2°/ que l'ancien article L. 3131-15 du code de la santé publique🏛 prévoit au 3° que le ministre de la santé peut ordonner des mesures ayant pour objet la mise en quarantaine, au sens de l'article 1er du Règlement sanitaire international de 2005, lequel définit la quarantaine comme « la restriction des activités et/ou la mise à l'écart de personnes suspectes qui ne sont pas malades ou des bagages, conteneurs, moyens de transports ou marchandises suspects de façon à prévenir la propagation éventuelle de l'infection ou de la contamination » ; qu'en s'appuyant sur les dispositions précitées de l'ancien article L. 3131-15 du code de la santé publique, pour en déduire que les mesures de mise en quarantaine relevant de la compétence du ministre de la santé s'entendent des seules mesures individuelles concernant des personnes à risque, à l'exclusion des mesures collectives, la cour d'appel en a violé les dispositions. »


Réponse de la Cour

8. Selon l'article L. 3131-15 du code de la santé publique, dans sa version en vigueur du 24 mars 2020 au 1er août 2022, dans les circonscriptions territoriales où l'état d'urgence sanitaire est déclaré, le Premier ministre peut, par décret pris sur le rapport du ministre chargé de la santé, restreindre ou interdire la circulation des personnes et des véhicules dans les lieux et aux heures fixés par décret, interdire aux personnes de sortir de leur domicile sous réserve des déplacements strictement indispensables aux besoins familiaux ou de santé, ou encore ordonner des mesures ayant pour objet la mise en quarantaine, au sens de l'article 1er du règlement sanitaire international de 2005, des personnes susceptibles d'être affectées.

9. L'article 1er du règlement sanitaire international de 2005 définit la quarantaine comme la restriction des activités et/ou la mise à l'écart des personnes suspectes qui ne sont pas malades ou des bagages, conteneurs, moyens de transport ou marchandises suspects, de façon à prévenir la propagation éventuelle de l'infection ou de la contamination. Il précise que le terme « suspects » s'entend des personnes, bagages, cargaisons, conteneurs, moyens de transport, marchandises ou colis postaux qu'un État partie considère comme ayant été exposés ou ayant pu être exposés à un risque pour la santé publique et susceptibles de constituer une source de propagation de maladies.

10. C'est par une exacte interprétation de ces textes que la cour d'appel a jugé que la quarantaine, correspondant à la mise à l'écart d'une ou de plusieurs personnes spécifiquement identifiées en raison du risque de propagation de maladies qu'elles constituent, se distingue de l'interdiction de déplacement hors de son domicile, sous réserve de ceux strictement indispensables aux besoins familiaux ou de santé, faite à toute personne par les pouvoirs publics pour lutter contre la propagation du virus covid-19 par les arrêtés et décret visés aux paragraphes 2 et 3.
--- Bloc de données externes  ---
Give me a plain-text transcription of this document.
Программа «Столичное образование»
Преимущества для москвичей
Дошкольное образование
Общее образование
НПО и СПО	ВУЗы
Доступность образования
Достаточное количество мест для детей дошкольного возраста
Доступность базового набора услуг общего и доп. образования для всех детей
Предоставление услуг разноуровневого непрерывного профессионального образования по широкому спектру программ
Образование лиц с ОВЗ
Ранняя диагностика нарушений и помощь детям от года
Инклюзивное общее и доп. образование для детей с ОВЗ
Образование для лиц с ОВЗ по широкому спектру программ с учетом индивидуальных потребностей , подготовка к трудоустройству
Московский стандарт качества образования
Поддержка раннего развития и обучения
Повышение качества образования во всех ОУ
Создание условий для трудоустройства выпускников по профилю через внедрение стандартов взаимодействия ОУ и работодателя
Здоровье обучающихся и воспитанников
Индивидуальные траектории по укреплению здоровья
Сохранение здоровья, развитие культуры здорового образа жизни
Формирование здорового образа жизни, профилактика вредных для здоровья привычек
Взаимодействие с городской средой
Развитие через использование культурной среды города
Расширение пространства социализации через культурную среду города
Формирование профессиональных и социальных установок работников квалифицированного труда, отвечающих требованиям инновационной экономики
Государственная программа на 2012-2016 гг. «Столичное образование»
11. Ayant constaté que le contrat d'assurance garantissait l'arrêt d'activité totale ou partielle résultant d'une décision des autorités sanitaires de mise en quarantaine, la cour d'appel en a exactement déduit que les conditions de mise en jeu de la garantie n'étaient pas réunies.

12. Le moyen n'est, dès lors, pas fondé.


PAR CES MOTIFS, et sans qu'il y ait lieu de statuer sur le pourvoi incident qui n'est qu'éventuel, la Cour :

REJETTE le pourvoi ;

Condamne les sociétés Elysée Gestion, Frontenac et Hotelia aux dépens ;

En application de l'article 700 du code de procédure civile🏛, rejette les demandes ;

Ainsi fait et jugé par la Cour de cassation, deuxième chambre civile, et prononcé par le président en son audience publique du trente mai deux mille vingt-quatre.